Z inicjatywą w sprawie wyznaczenia ostatecznego terminu wycofania się Izraela z terytoriów okupowanych wystąpiła w tym tygodniu Jordania, niestały członek Rady Bezpieczeństwa ONZ.
Netanjahu powiedział, że "próbuje się narzucić ustanowienie państwa palestyńskiego", według niego w sposób niemożliwy do zaakceptowania dla Izraela. Z takim oświadczeniem wystąpił podczas wojskowej uroczystości zapalenia świec z okazji żydowskiego święta Chanuka w miejscowości Latrun, położonej między Jerozolimą a Tel-Awiwem.
"Oczekujemy, że propozycja zostanie odrzucona, ale tak czy owak my ją odrzucimy i nie będziemy działać pod czyimś dyktatem" - deklarował szef izraelskiego rządu, o czym poinformowało izraelskie radio publiczne.
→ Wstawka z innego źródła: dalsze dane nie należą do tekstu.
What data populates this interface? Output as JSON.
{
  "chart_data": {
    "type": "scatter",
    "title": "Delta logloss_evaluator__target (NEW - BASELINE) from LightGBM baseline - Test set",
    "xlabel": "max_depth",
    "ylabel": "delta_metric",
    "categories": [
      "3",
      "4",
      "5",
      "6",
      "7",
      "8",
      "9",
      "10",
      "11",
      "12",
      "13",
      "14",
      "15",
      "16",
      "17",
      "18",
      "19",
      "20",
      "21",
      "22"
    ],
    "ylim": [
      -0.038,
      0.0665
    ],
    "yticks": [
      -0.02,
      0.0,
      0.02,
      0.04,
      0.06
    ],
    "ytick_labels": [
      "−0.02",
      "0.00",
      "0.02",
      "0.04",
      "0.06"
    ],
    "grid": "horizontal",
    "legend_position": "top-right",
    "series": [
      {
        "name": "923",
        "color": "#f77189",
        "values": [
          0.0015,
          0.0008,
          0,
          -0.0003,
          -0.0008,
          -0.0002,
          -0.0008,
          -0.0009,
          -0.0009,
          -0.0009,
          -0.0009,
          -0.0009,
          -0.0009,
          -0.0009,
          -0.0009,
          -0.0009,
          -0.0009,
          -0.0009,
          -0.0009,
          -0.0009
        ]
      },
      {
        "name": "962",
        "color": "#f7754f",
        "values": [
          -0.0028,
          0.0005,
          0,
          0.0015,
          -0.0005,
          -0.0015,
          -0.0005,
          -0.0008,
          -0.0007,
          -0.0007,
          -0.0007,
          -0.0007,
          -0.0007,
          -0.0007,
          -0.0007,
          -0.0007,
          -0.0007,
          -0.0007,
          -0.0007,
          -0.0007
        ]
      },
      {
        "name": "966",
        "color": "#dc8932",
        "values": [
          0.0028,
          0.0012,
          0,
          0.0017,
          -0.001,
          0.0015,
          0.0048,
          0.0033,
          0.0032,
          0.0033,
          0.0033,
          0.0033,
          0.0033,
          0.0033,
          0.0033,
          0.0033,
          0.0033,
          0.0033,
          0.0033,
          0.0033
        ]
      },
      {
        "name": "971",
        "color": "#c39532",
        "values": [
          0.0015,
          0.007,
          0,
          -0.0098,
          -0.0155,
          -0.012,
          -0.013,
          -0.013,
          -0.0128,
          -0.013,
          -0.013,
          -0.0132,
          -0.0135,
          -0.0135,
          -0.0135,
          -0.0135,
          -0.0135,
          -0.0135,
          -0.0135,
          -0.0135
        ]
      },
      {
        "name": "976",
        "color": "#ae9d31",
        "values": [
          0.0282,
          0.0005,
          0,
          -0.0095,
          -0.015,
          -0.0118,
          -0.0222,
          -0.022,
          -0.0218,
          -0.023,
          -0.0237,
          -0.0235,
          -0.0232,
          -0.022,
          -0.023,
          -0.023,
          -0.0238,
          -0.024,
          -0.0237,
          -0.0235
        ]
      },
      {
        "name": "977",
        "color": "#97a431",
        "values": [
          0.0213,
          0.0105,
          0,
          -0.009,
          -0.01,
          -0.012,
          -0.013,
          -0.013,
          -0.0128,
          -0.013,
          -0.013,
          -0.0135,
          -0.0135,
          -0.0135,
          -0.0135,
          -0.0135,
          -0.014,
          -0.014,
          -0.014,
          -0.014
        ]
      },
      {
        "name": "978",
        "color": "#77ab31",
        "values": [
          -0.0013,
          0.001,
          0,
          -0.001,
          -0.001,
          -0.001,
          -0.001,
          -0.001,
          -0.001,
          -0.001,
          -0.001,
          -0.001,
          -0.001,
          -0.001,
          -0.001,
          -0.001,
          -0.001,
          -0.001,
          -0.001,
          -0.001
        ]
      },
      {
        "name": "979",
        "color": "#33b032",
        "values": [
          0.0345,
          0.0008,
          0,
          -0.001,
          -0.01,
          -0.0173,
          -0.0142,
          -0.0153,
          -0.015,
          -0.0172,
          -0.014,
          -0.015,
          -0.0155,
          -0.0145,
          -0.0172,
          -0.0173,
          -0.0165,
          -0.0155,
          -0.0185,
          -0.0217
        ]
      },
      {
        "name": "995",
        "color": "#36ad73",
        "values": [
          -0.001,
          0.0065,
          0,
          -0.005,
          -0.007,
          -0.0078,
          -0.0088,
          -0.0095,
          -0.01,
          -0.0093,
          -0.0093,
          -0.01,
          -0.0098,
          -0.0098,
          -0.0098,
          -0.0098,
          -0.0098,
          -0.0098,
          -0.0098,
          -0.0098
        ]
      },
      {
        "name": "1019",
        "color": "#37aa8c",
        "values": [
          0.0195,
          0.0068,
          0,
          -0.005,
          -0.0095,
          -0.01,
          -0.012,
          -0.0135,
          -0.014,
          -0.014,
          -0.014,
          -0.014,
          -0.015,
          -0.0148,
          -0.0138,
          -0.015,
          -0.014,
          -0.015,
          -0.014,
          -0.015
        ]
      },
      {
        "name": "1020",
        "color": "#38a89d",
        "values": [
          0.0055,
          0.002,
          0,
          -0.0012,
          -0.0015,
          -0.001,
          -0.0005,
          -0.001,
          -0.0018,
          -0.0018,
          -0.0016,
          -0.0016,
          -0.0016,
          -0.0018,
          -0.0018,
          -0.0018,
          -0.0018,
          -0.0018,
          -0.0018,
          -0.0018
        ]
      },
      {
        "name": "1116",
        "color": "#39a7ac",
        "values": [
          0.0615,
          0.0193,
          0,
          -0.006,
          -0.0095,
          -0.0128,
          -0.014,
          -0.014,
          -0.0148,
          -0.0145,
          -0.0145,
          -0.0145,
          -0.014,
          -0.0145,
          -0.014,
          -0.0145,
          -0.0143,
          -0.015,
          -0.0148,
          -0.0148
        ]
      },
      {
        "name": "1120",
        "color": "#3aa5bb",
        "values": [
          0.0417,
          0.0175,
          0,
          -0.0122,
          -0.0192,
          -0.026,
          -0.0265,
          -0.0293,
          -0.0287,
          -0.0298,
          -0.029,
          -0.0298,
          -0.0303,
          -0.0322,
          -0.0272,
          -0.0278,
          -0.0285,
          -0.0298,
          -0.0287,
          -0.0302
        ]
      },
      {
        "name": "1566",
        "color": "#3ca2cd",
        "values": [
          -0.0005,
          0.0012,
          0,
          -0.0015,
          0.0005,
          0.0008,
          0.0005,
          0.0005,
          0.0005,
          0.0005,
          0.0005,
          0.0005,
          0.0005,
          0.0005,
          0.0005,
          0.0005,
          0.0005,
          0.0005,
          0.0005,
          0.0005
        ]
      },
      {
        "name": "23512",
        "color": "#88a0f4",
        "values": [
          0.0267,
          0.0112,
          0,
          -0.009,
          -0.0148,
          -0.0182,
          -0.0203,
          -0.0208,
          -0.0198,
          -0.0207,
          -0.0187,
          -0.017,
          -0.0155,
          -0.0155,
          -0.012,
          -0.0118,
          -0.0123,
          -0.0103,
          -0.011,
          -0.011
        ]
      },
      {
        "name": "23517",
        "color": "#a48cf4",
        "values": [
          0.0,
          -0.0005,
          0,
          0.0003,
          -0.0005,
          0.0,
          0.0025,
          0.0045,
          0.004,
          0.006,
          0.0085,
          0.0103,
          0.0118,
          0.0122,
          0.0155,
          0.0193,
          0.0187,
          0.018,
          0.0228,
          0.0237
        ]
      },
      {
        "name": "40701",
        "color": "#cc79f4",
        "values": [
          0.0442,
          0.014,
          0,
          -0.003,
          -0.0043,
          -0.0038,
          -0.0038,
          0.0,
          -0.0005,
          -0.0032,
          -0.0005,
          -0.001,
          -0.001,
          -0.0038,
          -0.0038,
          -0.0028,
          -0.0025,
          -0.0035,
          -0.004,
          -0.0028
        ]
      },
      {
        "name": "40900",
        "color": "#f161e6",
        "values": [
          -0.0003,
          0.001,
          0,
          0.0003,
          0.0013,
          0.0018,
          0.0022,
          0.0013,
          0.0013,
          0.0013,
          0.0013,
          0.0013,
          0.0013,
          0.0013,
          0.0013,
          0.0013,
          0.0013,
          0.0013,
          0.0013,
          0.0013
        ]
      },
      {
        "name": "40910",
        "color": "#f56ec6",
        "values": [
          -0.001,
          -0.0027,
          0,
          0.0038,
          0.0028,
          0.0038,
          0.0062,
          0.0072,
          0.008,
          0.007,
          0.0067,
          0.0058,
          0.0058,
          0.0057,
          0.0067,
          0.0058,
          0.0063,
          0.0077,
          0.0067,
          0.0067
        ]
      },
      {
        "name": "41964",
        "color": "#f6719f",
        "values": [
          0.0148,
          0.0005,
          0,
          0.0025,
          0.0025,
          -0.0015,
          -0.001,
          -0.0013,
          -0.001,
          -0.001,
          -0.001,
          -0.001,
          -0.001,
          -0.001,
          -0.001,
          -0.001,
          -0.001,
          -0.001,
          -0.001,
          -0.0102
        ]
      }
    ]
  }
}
Jednocześnie izraelskie media piszą, że władze Autonomii Palestyńskiej poddawane są silnym naciskom, aby zgodziły się na odroczenie głosowania nad jordańską rezolucją zgłoszoną w Radzie Bezpieczeństwa ONZ.
Jordania formalnie złożyła w środę w Radzie, w imieniu Palestyńczyków, projekt rezolucji wzywającej do zawarcia pokoju między Palestyńczykami a Izraelem w ciągu 12 miesięcy i zakończenia izraelskiej okupacji palestyńskich terytoriów do końca 2017 roku.